Real time prediction of operational safety limits for dynamic positioning of an FPSO in a Deepwater Artificial Seabed system

Abstract

Aiming to overcome the limitations of conventional offshore field development concepts (dry tree or subsea tree) for petroleum production in ultra-deep water, a new alternative offshore field development solution, termed as Deepwater Artificial Seabed (DAS) system, is proposed. The DAS system works in concert with dynamic positioning (DP) floaters, such as dynamically positioned Floating Production, Storage and Offloading (FPSO) vessels. Rather than relying on the passive mooring system, the DP maintains the reliable position of the FPSO with steering and propulsion units.
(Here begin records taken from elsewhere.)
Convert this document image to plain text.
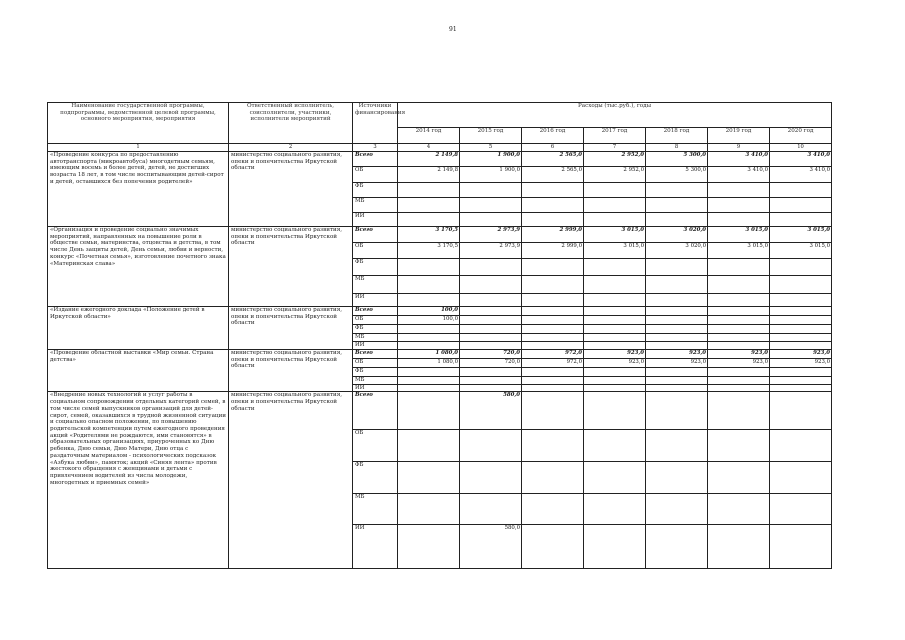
91
Наименование государственной программы, подпрограммы, ведомственной целевой программы, основного мероприятия, мероприятия	Ответственный исполнитель, соисполнители, участники, исполнители мероприятий	Источники финансирования	Расходы (тыс.руб.), годы						
			2014 год	2015 год	2016 год	2017 год	2018 год	2019 год	2020 год
1	2	3	4	5	6	7	8	9	10
«Проведение конкурса по предоставлению автотранспорта (микроавтобуса) многодетным семьям, имеющим восемь и более детей, детей, не достигших возраста 18 лет, в том числе воспитывающим детей-сирот и детей, оставшихся без попечения родителей»	министерство социального развития, опеки и попечительства Иркутской области	Всего	2 149,8	1 900,0	2 565,0	2 952,0	5 300,0	3 410,0	3 410,0
		ОБ	2 149,8	1 900,0	2 565,0	2 952,0	5 300,0	3 410,0	3 410,0
		ФБ							
		МБ							
		ИИ							
«Организация и проведение социально значимых мероприятий, направленных на повышение роли в обществе семьи, материнства, отцовства и детства, в том числе День защиты детей, День семьи, любви и верности, конкурс «Почетная семья», изготовление почетного знака «Материнская слава»	министерство социального развития, опеки и попечительства Иркутской области	Всего	3 170,5	2 973,9	2 999,0	3 015,0	3 020,0	3 015,0	3 015,0
		ОБ	3 170,5	2 973,9	2 999,0	3 015,0	3 020,0	3 015,0	3 015,0
		ФБ							
		МБ							
		ИИ							
«Издание ежегодного доклада «Положение детей в Иркутской области»	министерство социального развития, опеки и попечительства Иркутской области	Всего	100,0						
		ОБ	100,0						
		ФБ							
		МБ							
		ИИ							
«Проведение областной выставки «Мир семьи. Страна детства»	министерство социального развития, опеки и попечительства Иркутской области	Всего	1 080,0	720,0	972,0	923,0	923,0	923,0	923,0
		ОБ	1 080,0	720,0	972,0	923,0	923,0	923,0	923,0
		ФБ							
		МБ							
		ИИ							
«Внедрение новых технологий и услуг работы в социальном сопровождении отдельных категорий семей, в том числе семей выпускников организаций для детей-сирот, семей, оказавшихся в трудной жизненной ситуации и социально опасном положении, по повышению родительской компетенции путем ежегодного проведения акций «Родителями не рождаются, ими становятся» в образовательных организациях, приуроченных ко Дню ребенка, Дню семьи, Дню Матери, Дню отца с раздаточным материалом - психологических подсказок «Азбука любви», памяток; акций «Синяя лента» против жестокого обращения с женщинами и детьми с привлечением водителей из числа молодежи, многодетных и приемных семей»	министерство социального развития, опеки и попечительства Иркутской области	Всего		580,0					
		ОБ							
		ФБ							
		МБ							
		ИИ		580,0					
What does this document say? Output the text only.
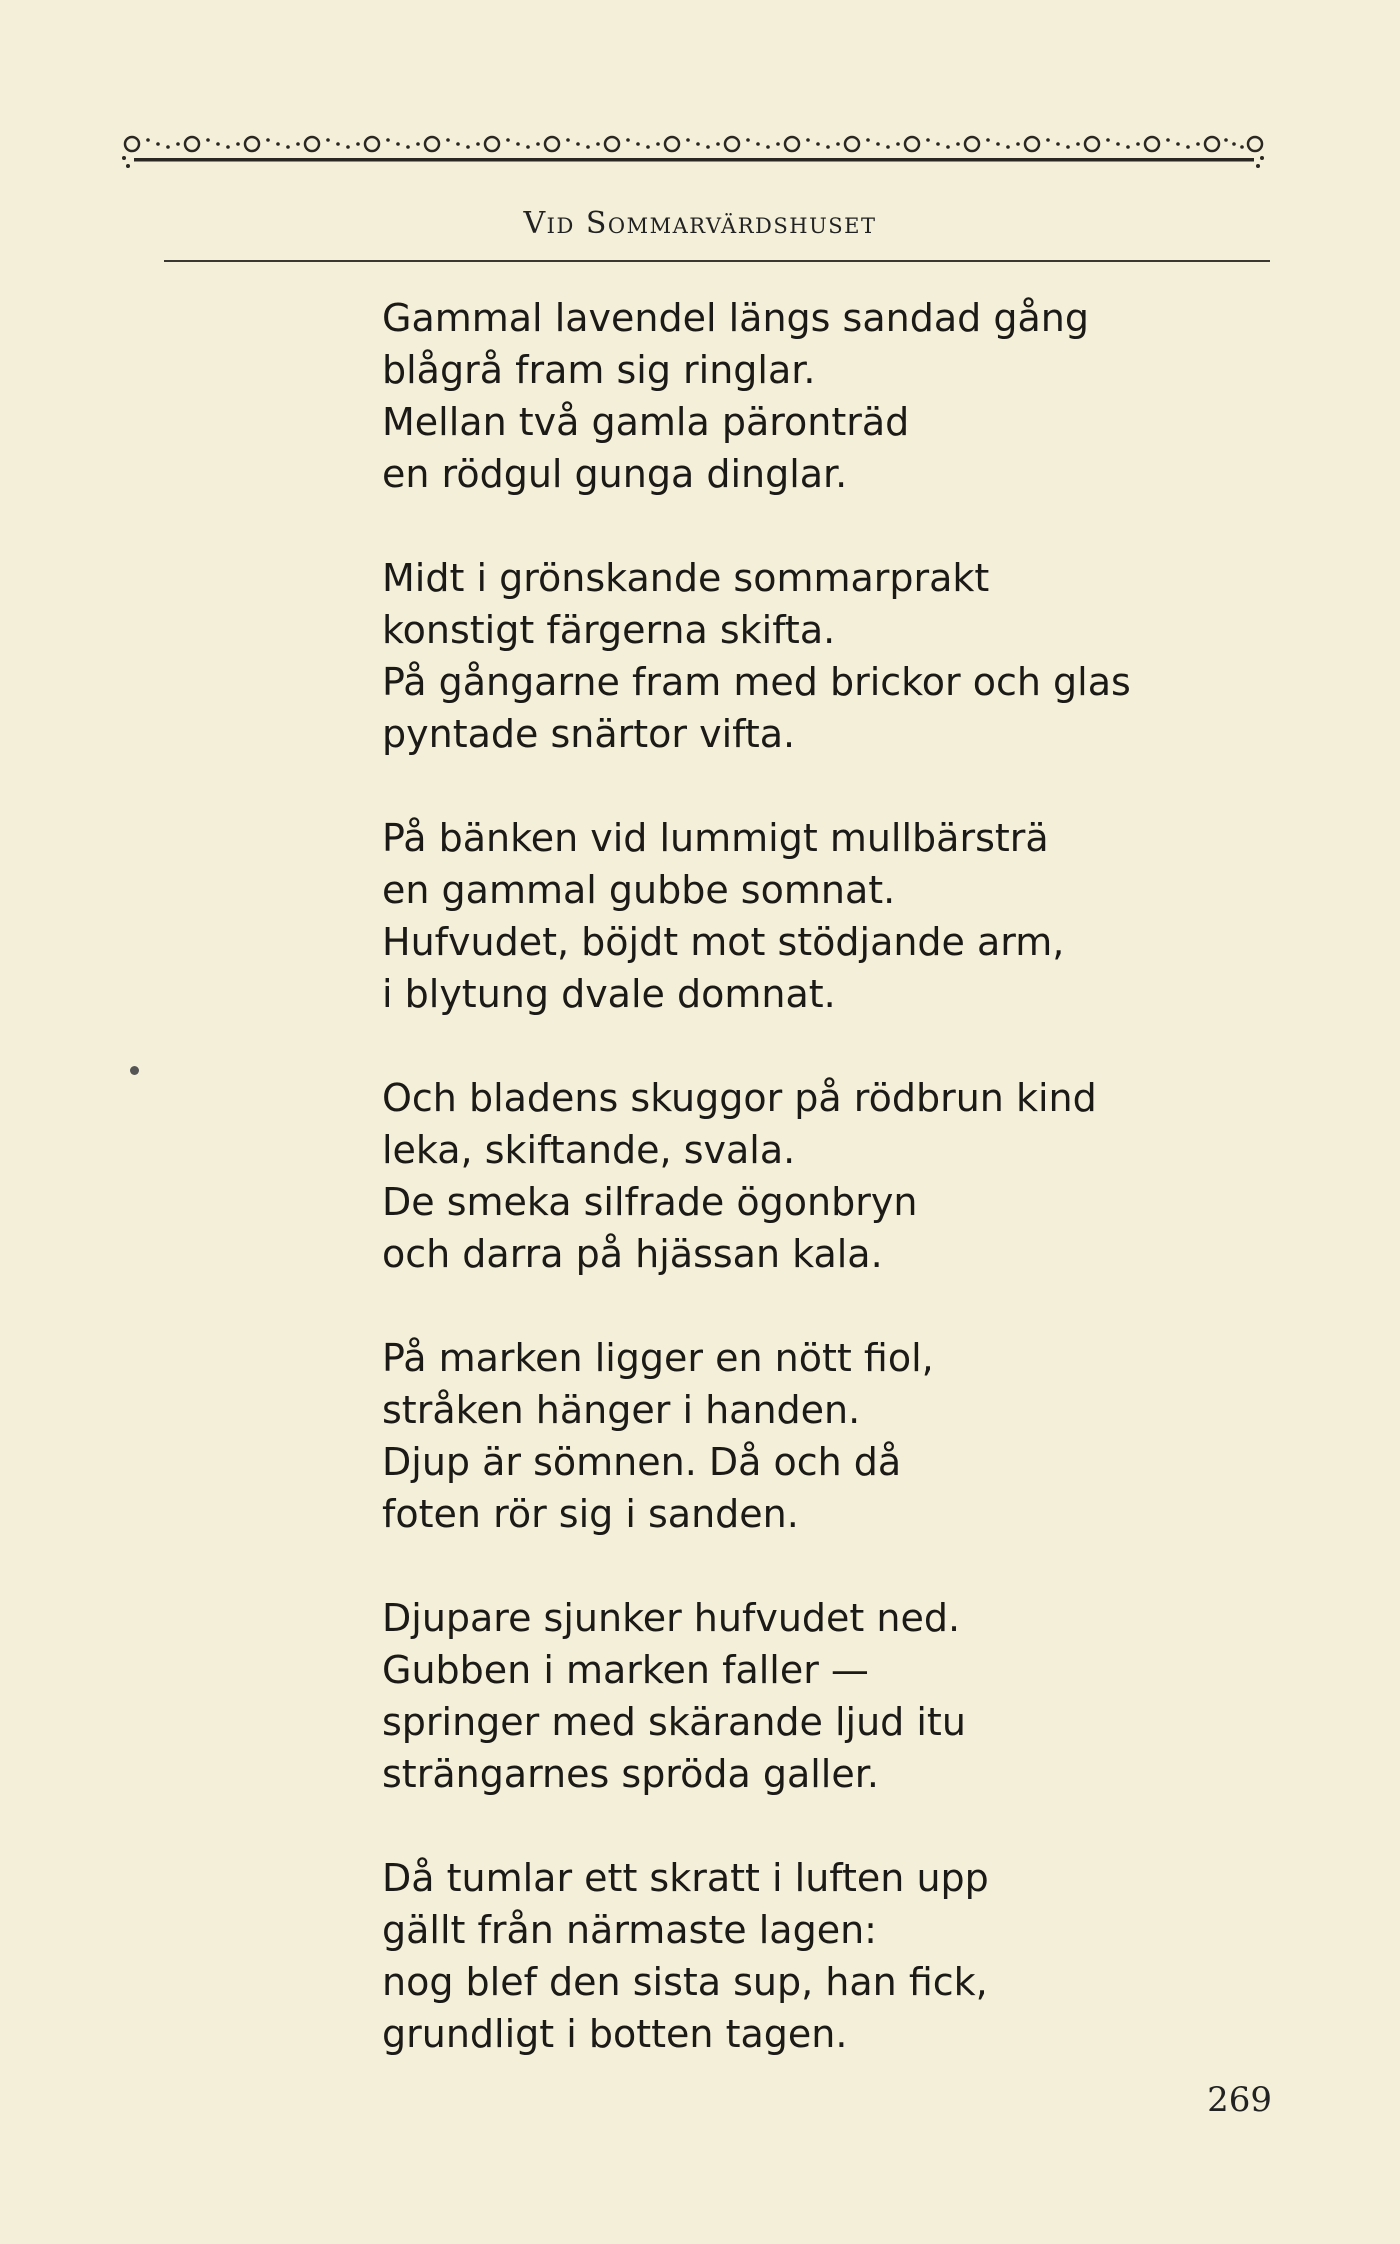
Vid Sommarvärdshuset
Gammal lavendel längs sandad gång
blågrå fram sig ringlar.
Mellan två gamla päronträd
en rödgul gunga dinglar.
Midt i grönskande sommarprakt
konstigt färgerna skifta.
På gångarne fram med brickor och glas
pyntade snärtor vifta.
På bänken vid lummigt mullbärsträ
en gammal gubbe somnat.
Hufvudet, böjdt mot stödjande arm,
i blytung dvale domnat.
Och bladens skuggor på rödbrun kind
leka, skiftande, svala.
De smeka silfrade ögonbryn
och darra på hjässan kala.
På marken ligger en nött fiol,
stråken hänger i handen.
Djup är sömnen. Då och då
foten rör sig i sanden.
Djupare sjunker hufvudet ned.
Gubben i marken faller —
springer med skärande ljud itu
strängarnes spröda galler.
Då tumlar ett skratt i luften upp
gällt från närmaste lagen:
nog blef den sista sup, han fick,
grundligt i botten tagen.
269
Nonetheless, critical DP failures, which has potential to cause the drift-off scenario for the FPSO, poses a serious threat to the structural safety of the DAS system. Therefore, it is crucial to establish operational limits for the DP FPSO to prevent such accidents. In this study, a 3-phase probabilistic modelling methodology is proposed to predict safety limits for the operation of the DP FPSO. A surrogate model is established by the Support Vector Machine (SVM) algorithm so as to decrease the computational cost due to the generation of large statistical samples. The statistical distribution of the operational safety limits of FPSO is simulated by the successive approximations through the fully-coupled drift-off analysis. The accuracy of the proposed methodology is verified by a series of mathematical tests. In order to validate the effectiveness of the methodology, the safety limit prediction of the FPSO for the DAS system is taken as a case study. The critical positions of the FPSO are predicted in real time and provides ample time and information for operators’ decision-making by the visualization of the safe moving range of the FPSO. The study contributes to the safety control of DP operations on floating production units in an efficient manner.